Institute explores the significance of disability studies for scholarship and life
July 18, 2011
The emerging status of disability studies at the University of Toronto and in Ontario will be examined this week as OISE plays host to the Disability Studies Summer Institute - Why Disability Studies? July 18-23. About 50 academics from U of T, Ontario, the UK and US, new PhD graduates, undergraduate and graduate students representing a variety of disciplines are working together to explore ways to enhance the significance of disability studies.
The aim is to collectively approach the routine ways disability is addressed by educational policy and practice around the world, and engage participants in imagining new prospects for disability studies and disabled people.
Abysmal rates of unemployment, under-employment and education have changed little for 500 million people with disabilities worldwide over the past several decades. The crisis remains global despite (often able-ist) endeavors to manage the participation of people with disabilities in productive ways. The current economic crisis continues to negatively affect the lives of disabled people and points to a need to re-think current practices that contribute to troubling forms of disability inclusion as well as exclusion. Over six days, scholars will engage in an interactive and interdisciplinary research based examination of the cultural production of disability in a variety of educational contexts. Approaching disability as a social phenomenon that has been engaged by cultural practices, policies and educational procedures, they will seek to cultivate theoretical connections among critical race, feminist, queer, and cultural studies theory and disability studies.
The overall objective is to provide both established and emerging disability studies scholars with the opportunity to engage in an examination of the cultural production of disability. Focusing on both the crisis of exclusions faced by disabled people around the world and the cultural processes of inclusion, the Institute will uncover the ways disability remains a social phenomenon in need of further examination.
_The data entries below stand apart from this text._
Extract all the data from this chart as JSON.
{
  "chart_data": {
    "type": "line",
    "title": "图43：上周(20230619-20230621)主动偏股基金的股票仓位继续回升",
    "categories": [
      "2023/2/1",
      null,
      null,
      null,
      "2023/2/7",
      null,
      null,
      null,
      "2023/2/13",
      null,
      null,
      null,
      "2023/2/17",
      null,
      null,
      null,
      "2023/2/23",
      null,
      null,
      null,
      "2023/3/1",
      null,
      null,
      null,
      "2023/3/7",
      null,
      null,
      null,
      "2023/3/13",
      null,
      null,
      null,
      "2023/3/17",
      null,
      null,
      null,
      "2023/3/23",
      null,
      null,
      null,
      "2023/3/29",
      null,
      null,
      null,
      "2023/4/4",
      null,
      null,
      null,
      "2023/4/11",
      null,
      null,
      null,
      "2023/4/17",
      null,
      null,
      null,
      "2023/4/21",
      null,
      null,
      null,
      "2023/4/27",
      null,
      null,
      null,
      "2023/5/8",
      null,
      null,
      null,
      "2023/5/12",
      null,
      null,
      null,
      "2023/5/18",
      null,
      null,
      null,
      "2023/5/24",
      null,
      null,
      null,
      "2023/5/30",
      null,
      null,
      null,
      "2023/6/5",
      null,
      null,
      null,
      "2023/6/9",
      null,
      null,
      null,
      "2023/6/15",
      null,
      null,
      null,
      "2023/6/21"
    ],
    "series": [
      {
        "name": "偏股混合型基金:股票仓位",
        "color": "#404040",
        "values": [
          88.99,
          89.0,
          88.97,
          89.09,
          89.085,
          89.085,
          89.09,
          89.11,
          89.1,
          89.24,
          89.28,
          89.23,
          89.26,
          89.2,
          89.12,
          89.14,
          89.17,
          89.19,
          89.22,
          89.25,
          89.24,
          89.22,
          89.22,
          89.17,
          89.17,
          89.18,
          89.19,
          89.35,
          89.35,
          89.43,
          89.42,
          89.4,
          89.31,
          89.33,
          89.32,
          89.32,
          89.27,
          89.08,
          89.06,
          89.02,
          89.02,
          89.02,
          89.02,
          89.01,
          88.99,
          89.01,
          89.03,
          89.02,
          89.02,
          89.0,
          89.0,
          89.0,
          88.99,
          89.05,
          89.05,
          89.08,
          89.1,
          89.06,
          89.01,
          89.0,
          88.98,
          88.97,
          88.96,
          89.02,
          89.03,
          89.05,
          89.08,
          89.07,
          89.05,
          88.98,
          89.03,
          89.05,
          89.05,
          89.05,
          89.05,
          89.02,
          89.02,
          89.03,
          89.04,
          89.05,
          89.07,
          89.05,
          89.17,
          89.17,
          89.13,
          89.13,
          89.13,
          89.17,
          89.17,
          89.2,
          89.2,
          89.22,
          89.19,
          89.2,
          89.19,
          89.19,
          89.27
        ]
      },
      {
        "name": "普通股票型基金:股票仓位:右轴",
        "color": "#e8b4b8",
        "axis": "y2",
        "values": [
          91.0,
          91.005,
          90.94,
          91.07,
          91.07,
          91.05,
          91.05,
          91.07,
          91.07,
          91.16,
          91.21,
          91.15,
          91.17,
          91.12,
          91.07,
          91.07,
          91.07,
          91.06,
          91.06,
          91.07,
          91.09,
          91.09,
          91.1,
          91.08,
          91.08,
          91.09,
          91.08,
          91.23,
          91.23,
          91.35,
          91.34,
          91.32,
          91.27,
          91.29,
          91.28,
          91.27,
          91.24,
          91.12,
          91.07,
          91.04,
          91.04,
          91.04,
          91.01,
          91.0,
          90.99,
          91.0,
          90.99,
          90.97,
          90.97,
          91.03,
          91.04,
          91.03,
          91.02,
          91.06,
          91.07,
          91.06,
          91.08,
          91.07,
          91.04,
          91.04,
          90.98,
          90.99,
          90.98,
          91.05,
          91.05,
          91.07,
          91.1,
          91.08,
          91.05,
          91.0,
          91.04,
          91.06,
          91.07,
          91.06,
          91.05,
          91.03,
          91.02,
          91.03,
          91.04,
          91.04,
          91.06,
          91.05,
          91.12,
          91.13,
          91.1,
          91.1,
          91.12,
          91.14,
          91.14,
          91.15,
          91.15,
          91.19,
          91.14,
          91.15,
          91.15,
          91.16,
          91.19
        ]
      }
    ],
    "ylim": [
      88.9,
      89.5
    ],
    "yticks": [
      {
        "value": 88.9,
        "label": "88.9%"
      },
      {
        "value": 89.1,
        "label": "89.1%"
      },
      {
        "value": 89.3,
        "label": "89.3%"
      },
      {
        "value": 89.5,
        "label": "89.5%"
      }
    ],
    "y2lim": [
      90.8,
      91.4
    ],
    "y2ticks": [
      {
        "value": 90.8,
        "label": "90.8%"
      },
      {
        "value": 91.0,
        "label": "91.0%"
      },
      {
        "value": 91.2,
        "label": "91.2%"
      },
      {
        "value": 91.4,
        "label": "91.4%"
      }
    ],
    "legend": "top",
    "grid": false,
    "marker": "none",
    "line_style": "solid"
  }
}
Through research presentations, case study workshops, informal discussions, and intensive writing projects, the goals of the Institute are to: provide opportunitis for all participants, including the next generation of disability studies scholars to enhance interdisciplinary research within a milieu of collective learning; develop local and international research capacity; pursue a special issue of an international journal as a step along the way to establishing a sustained research and publishing network; and increase research capacity locally and internationally.
Institute director Tanya Titchkosky, a professor in the Department of Sociology and Equity Studies at OISE, shared her feelings about the opportunities the Institute will afford individuals and society, "I am very grateful to be able to gather together people who wish to think both about disability and disability studies in new and enlivening ways so that we can develop better ways to learn well with and through disability in the future."